Zero DownTime success story.
From today at 08:06 GMT GerritHub users are served by our brand new infrastructure geo-located in Canada, Quebec, Beauharnois. It is the first time we applied a zero-downtime roll-out scheme, the PingDom uptime for the past 24h reported 100% uptime and 688 msec average response time for the page of the list of opened changes. The two response times spike on the above graphs are actually due to the old German infrastructure and happened before the start of the roll-out.
We can see the switch of the traffic to the new infrastructure from the increase of the overall response time (IP packets were routed from Germany to Canada causing extra hops); as the DNS propagation was spreading across the world, the overall number of hops gradually came back to normal.
Timeline of the events.
- 08:00:00 GMT – Phase 1 – Set Gerrit READ-ONLY. All changes and Git repositories started to refuse push and updates.
- 08:00:01 GMT – Phase 2 – Wait for pending replication to complete. Replication queue was empty; there was no need to wait.
- 08:00:02 GMT – Phase 3 – Mirror DB and Git for the last time, delta-reindex, DB upgrade and Gerrit restart. It has been the longest part of the roll-out and lasted 5′ 32”, aligned with our estimates.
- 08:05:34 GMT – Phase 4 – Cache warm-up. 20K projects, 8K accounts and 4.6K groups were pre-loaded in Gerrit. This step was optional but allowed us to redirect all the traffic without risks of causing thread spikes on the new infrastructure.
- 08:06:23 GMT – Phase 5 – Redirect traffic to the new infrastructure.
Did anybody notice the rollout?
During the rollout the Git projects and Gerrit changes were read-only for 6′ and 23”. According to the logs, 493 Git/HTTP and 172 Git/SSH invocations were made and completed successfully: none of them failed.

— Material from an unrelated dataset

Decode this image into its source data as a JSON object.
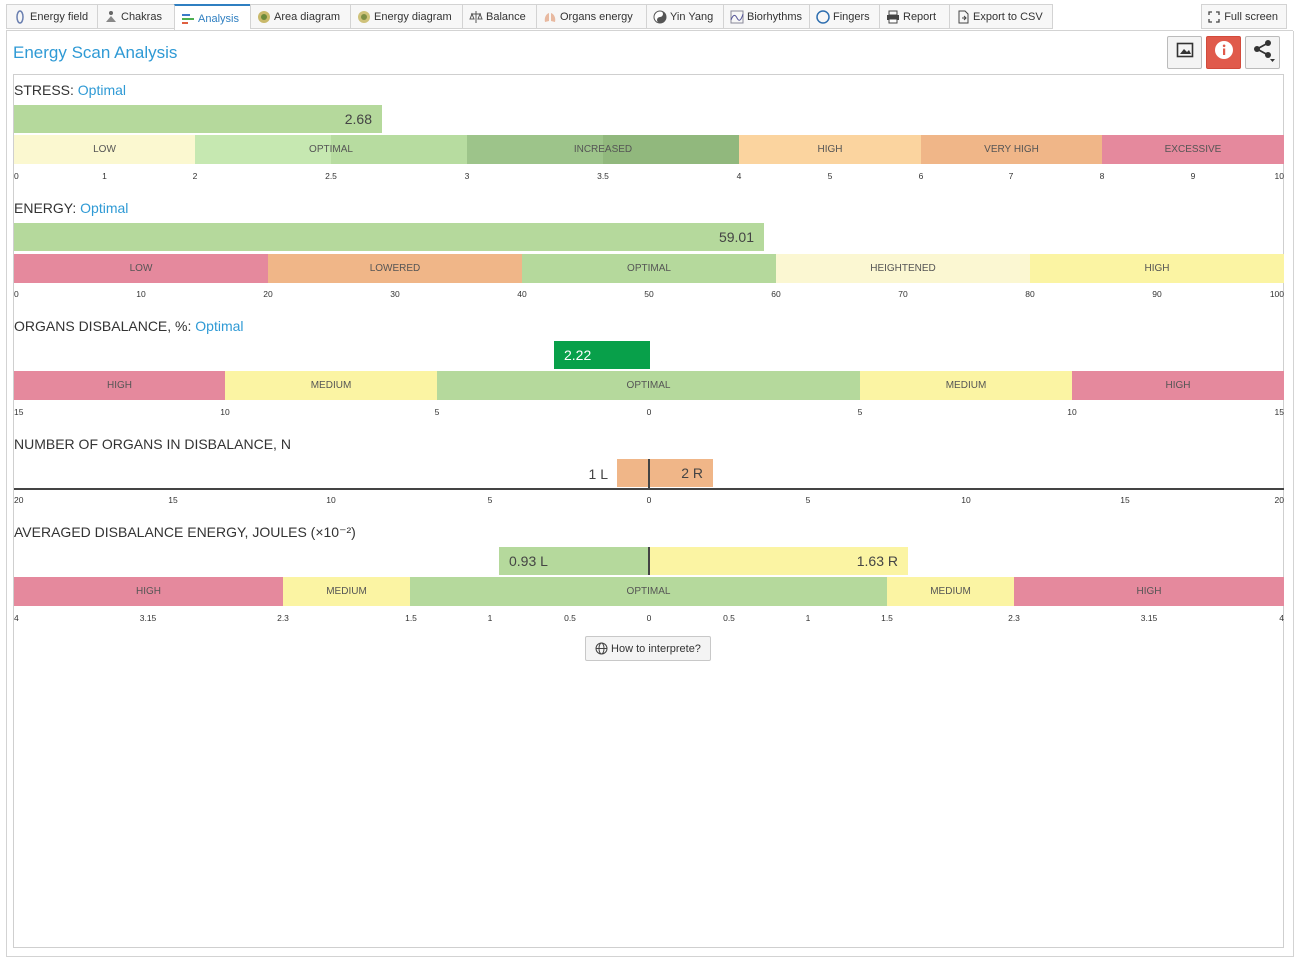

What is the situation right now?
The new infrastructure public IP (18.104.22.168) has almost completed his DNS propagation around the world, the only countries not entirely covered are Australia and China. The rest of the world is coming directly to Canada avoid the German hops. Metrics are good, low CPU utilization and threads consumption compared to the old German infrastructure, symptom of the reduction of the execution and serving times and latency.
From now on we will continue to use this Blue/Green roll-out strategy, possibly improving in the ReadOnly window by introducing live distributed reindex and cache warm-up.
We fully commit to Zero-Downtime and Stability, the most valuable assets for our clients.